Reputation: 1371
I am stuck in a situation where I have a field in mysql which is a long html field. I need to extract the words between html tags.
Say,
<!DOCTYPE html><html><body><h1>My First Heading</h1><p>My first paragraph.</p></body></html>
I need something like this.
"My First Heading My first paragraph"
I am currently doing it in java from an exported csv file using a function like that of the following:
public String getStringFromHtml(String html) {
String nohtml = html.toString().replaceAll("<[^>]*>"," ");
return nohtml.trim().replaceAll("\\s+", " ");
}
But lets assume that I am just using Mysql workbench (no server side scripts) for some data analysis.
I was still wondering whether there are any ways that Mysql allow us to eliminate the html tags and extract the words in between. I tried to search all over stack overflow & google, I was not lucky as there is only advice to use it in PHP or java or stored procedures.

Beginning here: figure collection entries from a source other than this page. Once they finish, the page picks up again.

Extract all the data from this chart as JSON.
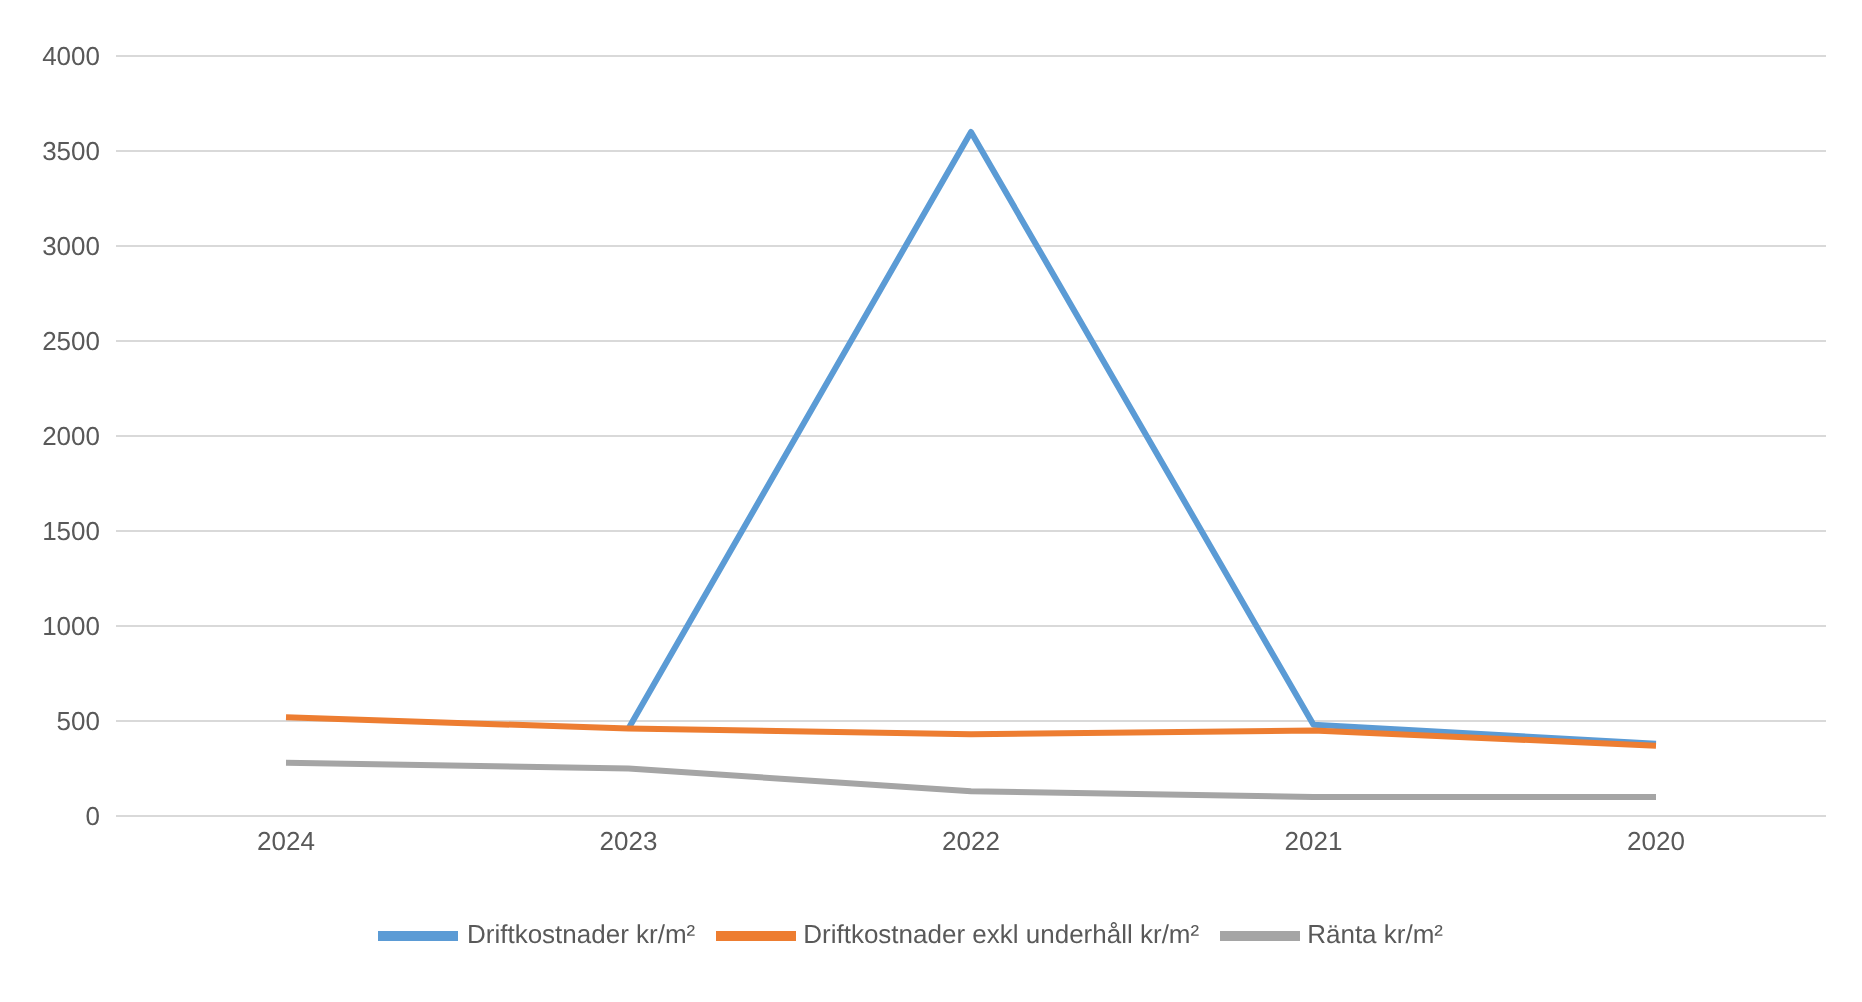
{
  "chart_data": {
    "type": "line",
    "categories": [
      "2024",
      "2023",
      "2022",
      "2021",
      "2020"
    ],
    "series": [
      {
        "name": "Driftkostnader kr/m²",
        "color": "#5b9bd5",
        "values": [
          null,
          460,
          3600,
          480,
          380
        ]
      },
      {
        "name": "Driftkostnader exkl underhåll kr/m²",
        "color": "#ed7d31",
        "values": [
          520,
          460,
          430,
          450,
          370
        ]
      },
      {
        "name": "Ränta kr/m²",
        "color": "#a5a5a5",
        "values": [
          280,
          250,
          130,
          100,
          100
        ]
      }
    ],
    "ylim": [
      0,
      4000
    ],
    "yticks": [
      0,
      500,
      1000,
      1500,
      2000,
      2500,
      3000,
      3500,
      4000
    ],
    "grid": "y",
    "legend": "bottom",
    "marker": "none",
    "line_style": "solid"
  }
}
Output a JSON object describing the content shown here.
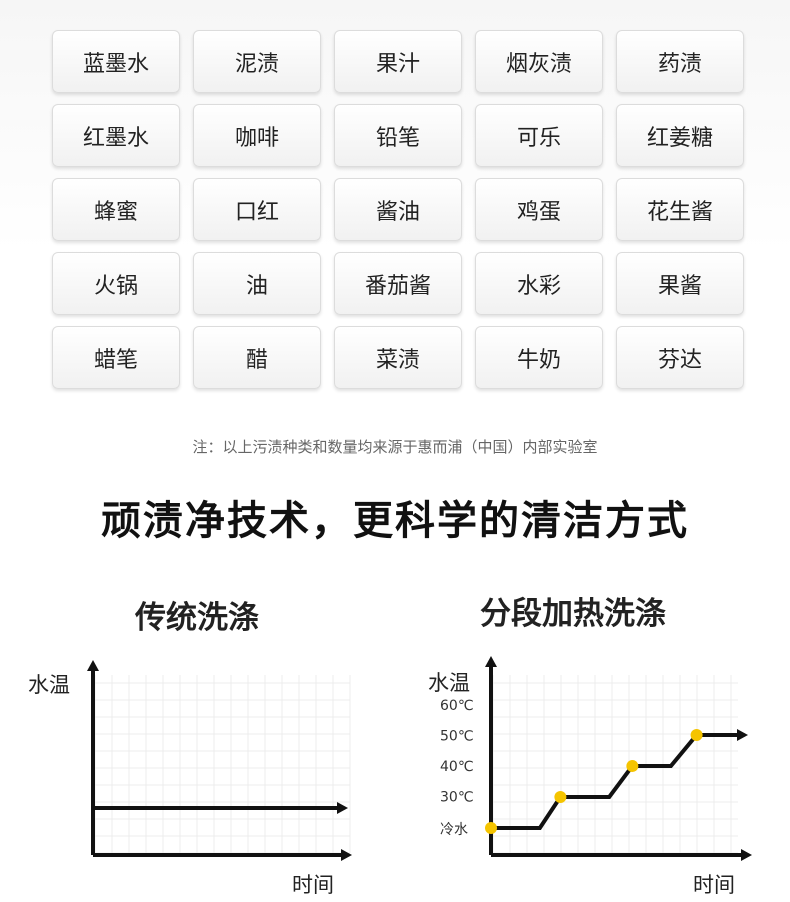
{
  "stains": [
    [
      "蓝墨水",
      "泥渍",
      "果汁",
      "烟灰渍",
      "药渍"
    ],
    [
      "红墨水",
      "咖啡",
      "铅笔",
      "可乐",
      "红姜糖"
    ],
    [
      "蜂蜜",
      "口红",
      "酱油",
      "鸡蛋",
      "花生酱"
    ],
    [
      "火锅",
      "油",
      "番茄酱",
      "水彩",
      "果酱"
    ],
    [
      "蜡笔",
      "醋",
      "菜渍",
      "牛奶",
      "芬达"
    ]
  ],
  "note": "注：以上污渍种类和数量均来源于惠而浦（中国）内部实验室",
  "headline": "顽渍净技术，更科学的清洁方式",
  "chart_data": [
    {
      "type": "line",
      "title": "传统洗涤",
      "xlabel": "时间",
      "ylabel": "水温",
      "yticks": [],
      "grid": true,
      "series": [
        {
          "x": [
            0,
            10
          ],
          "values": [
            0,
            0
          ]
        }
      ],
      "markers": []
    },
    {
      "type": "line",
      "title": "分段加热洗涤",
      "xlabel": "时间",
      "ylabel": "水温",
      "yticks": [
        "冷水",
        "30℃",
        "40℃",
        "50℃",
        "60℃"
      ],
      "grid": true,
      "series": [
        {
          "x": [
            0,
            1.9,
            2.7,
            4.6,
            5.5,
            7.0,
            8.0,
            10
          ],
          "values": [
            0,
            0,
            1,
            1,
            2,
            2,
            3,
            3
          ]
        }
      ],
      "markers": [
        {
          "x": 0,
          "value": 0
        },
        {
          "x": 2.7,
          "value": 1
        },
        {
          "x": 5.5,
          "value": 2
        },
        {
          "x": 8.0,
          "value": 3
        }
      ],
      "marker_color": "#f5c400"
    }
  ]
}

Still there is no way to extract html text using SQL ?
Upvotes: 1
Views: 3552
Reputation: 562260
You can use the ExtractValue() function to give an XPath expression that will pick out the part you need:
mysql> SELECT html FROM mytable;
+----------------------------------------------------------------------------------------------+
| html |
+----------------------------------------------------------------------------------------------+
| <!DOCTYPE html><html><body><h1>My First Heading</h1><p>My first paragraph.</p></body></html> |
+----------------------------------------------------------------------------------------------+
SELECT ExtractValue(html, '//html/body/p[1]') AS value FROM mytable;
+---------------------+
| value |
+---------------------+
| My first paragraph. |
+---------------------+
Upvotes: 1